Manning Marable sadly died on Friday 1 April, aged 60. He was an authoritative and respected voice on the American left, a penetrating analyst of racism in modern capitalist society, and an expert on the history of anti-racist struggles
Manning Marable outlines a number of his key ideas in this talk from over a decade ago.
Gary Younge of the Guardian described Marable as ‘a great man, a great intellect an a great loss’. The author of numerous books and essays, his major new biography of Malcolm X is about to be published in the US.
A professor of history and African-American studies at Columbia University, New York, Marable was a pioneer in the study of the history of American black liberation struggles as well as a champion of anti-racist, anti-war and progressive political causes. He recognised and explained the achievements of the civil rights era, but also understood that racism remained an endemic problem in American capitalist society.

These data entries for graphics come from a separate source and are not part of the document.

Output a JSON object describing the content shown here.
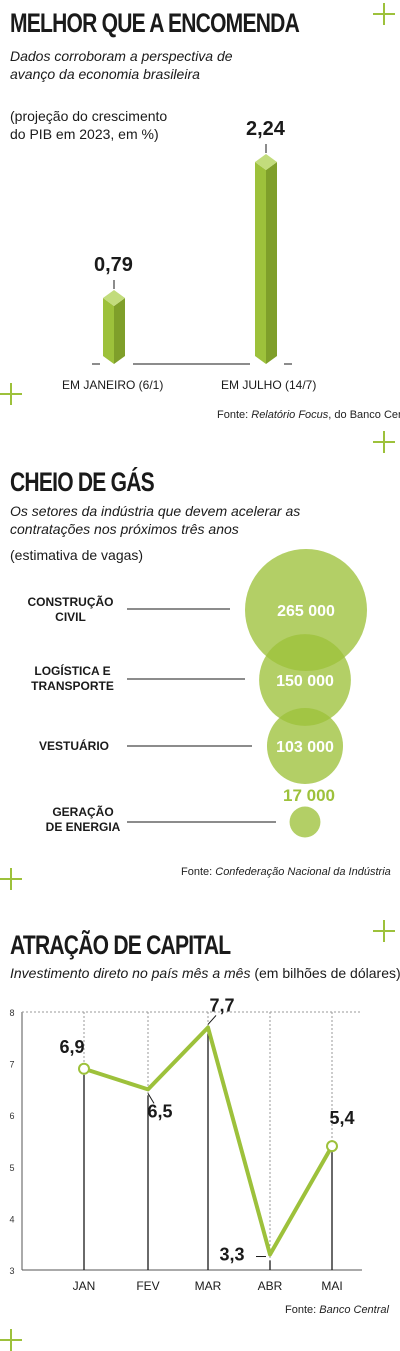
{
  "colors": {
    "accent": "#9dc13b",
    "accent_dark": "#7f9f2a",
    "accent_light": "#c2dc7c",
    "text": "#1a1a1a"
  },
  "section1": {
    "title": "MELHOR QUE A ENCOMENDA",
    "subtitle": "Dados corroboram a perspectiva de avanço da economia brasileira",
    "note": "(projeção do crescimento do PIB em 2023, em %)",
    "source_prefix": "Fonte: ",
    "source_italic": "Relatório Focus",
    "source_suffix": ", do Banco Central"
  },
  "section2": {
    "title": "CHEIO DE GÁS",
    "subtitle": "Os setores da indústria que devem acelerar as contratações nos próximos três anos",
    "note": "(estimativa de vagas)",
    "source_prefix": "Fonte: ",
    "source_italic": "Confederação Nacional da Indústria"
  },
  "section3": {
    "title": "ATRAÇÃO DE CAPITAL",
    "subtitle_italic": "Investimento direto no país mês a mês",
    "subtitle_rest": " (em bilhões de dólares)",
    "source_prefix": "Fonte: ",
    "source_italic": "Banco Central"
  },
  "chart_data": [
    {
      "type": "bar",
      "categories": [
        "EM JANEIRO (6/1)",
        "EM JULHO (14/7)"
      ],
      "values": [
        0.79,
        2.24
      ],
      "value_labels": [
        "0,79",
        "2,24"
      ],
      "title": "",
      "ylabel": "",
      "ylim": [
        0,
        2.24
      ]
    },
    {
      "type": "scatter",
      "categories": [
        "CONSTRUÇÃO CIVIL",
        "LOGÍSTICA E TRANSPORTE",
        "VESTUÁRIO",
        "GERAÇÃO DE ENERGIA"
      ],
      "category_lines": [
        [
          "CONSTRUÇÃO",
          "CIVIL"
        ],
        [
          "LOGÍSTICA E",
          "TRANSPORTE"
        ],
        [
          "VESTUÁRIO"
        ],
        [
          "GERAÇÃO",
          "DE ENERGIA"
        ]
      ],
      "values": [
        265000,
        150000,
        103000,
        17000
      ],
      "value_labels": [
        "265 000",
        "150 000",
        "103 000",
        "17 000"
      ],
      "title": ""
    },
    {
      "type": "line",
      "x": [
        "JAN",
        "FEV",
        "MAR",
        "ABR",
        "MAI"
      ],
      "series": [
        {
          "values": [
            6.9,
            6.5,
            7.7,
            3.3,
            5.4
          ]
        }
      ],
      "value_labels": [
        "6,9",
        "6,5",
        "7,7",
        "3,3",
        "5,4"
      ],
      "yticks": [
        "3",
        "4",
        "5",
        "6",
        "7",
        "8"
      ],
      "ylim": [
        3,
        8
      ],
      "grid": true,
      "title": ""
    }
  ]
}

Marable argued that racism is structural, rooted in society, not merely a matter of prejudices or something that can be removed by ‘affirmative action’ within unequal and unjust economic and political structures. The partial advancement of a modest black middle class was not enough, while many remained impovershed – and while the barriers of racism, while less overt than in the segregation era, remained.
Marable was concerned in particular with bringing the past – experiences of both racism and anti-racist resistance – to bear on the present. His book Living Black History, for example, is a collection devoted precisely to the project of rediscovering and re-interpreting black history for the purpose of current struggles.